Jesús, Kendall, Mags, and Pete climbed into the back of God’s minivan.
“Good job tonight!” God said to Jesús and Pete.
“Thanks dad!” Jesús said.
“Before I take you kids home, I have a mission for you. Now that you’ve proven yourselves against the Hellhounds, it’s time I reveal your true quest,” God explained. “You four must unite all the religions.”
“That’s seems like a lot of work,” said Kendall, from the passenger seat.
“It will be. But it is your duty,” said God. “Now...I must drop you off at your first destination.”
“But we have school tomorrow!” said Jesús.

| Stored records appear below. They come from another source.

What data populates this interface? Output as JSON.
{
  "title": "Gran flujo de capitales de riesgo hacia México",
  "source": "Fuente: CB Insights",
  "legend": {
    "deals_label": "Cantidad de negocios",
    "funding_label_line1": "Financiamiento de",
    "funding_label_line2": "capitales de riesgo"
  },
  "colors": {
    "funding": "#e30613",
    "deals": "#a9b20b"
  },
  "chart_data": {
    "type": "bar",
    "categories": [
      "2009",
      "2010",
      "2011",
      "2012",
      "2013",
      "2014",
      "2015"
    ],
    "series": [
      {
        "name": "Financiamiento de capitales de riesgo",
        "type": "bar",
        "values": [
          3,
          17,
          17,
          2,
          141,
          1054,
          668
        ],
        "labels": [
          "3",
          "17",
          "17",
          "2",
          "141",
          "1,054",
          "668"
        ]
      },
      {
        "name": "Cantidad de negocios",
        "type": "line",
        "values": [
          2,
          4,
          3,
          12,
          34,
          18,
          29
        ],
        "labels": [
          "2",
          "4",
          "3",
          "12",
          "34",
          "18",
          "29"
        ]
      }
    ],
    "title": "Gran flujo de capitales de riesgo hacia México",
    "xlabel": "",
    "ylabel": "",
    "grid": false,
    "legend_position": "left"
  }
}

“School will be there when you get back,” said God. He turned around to face Jesús, who was sitting in the middle in the back seat. He handed a stupid chunky watch to Jesús, who took it and looked it over. The watch was fastened with velcro and the bulk of it was plastic, with a part that flipped open to reveal a number pad. “This device will help you travel on your quest. Just type in some numbers and it’ll take you to the next universe.”
“Wicked!” said Kendall.
“Wow, that’s ugly,” said Mags.
“Oh I didn’t realize you were a fashion expert,” said God. “Anyway, go my son. Good luck my dudes. Mespeed.”
Jesús opened the keypad and typed in some numbers. With each number he typed, a garbled electronic voice said the number. When he pressed the right combination of numbers, the lights flashed on the side of the watch.
“Let’s rock it!” Jesús said. A flash of light and they were gone!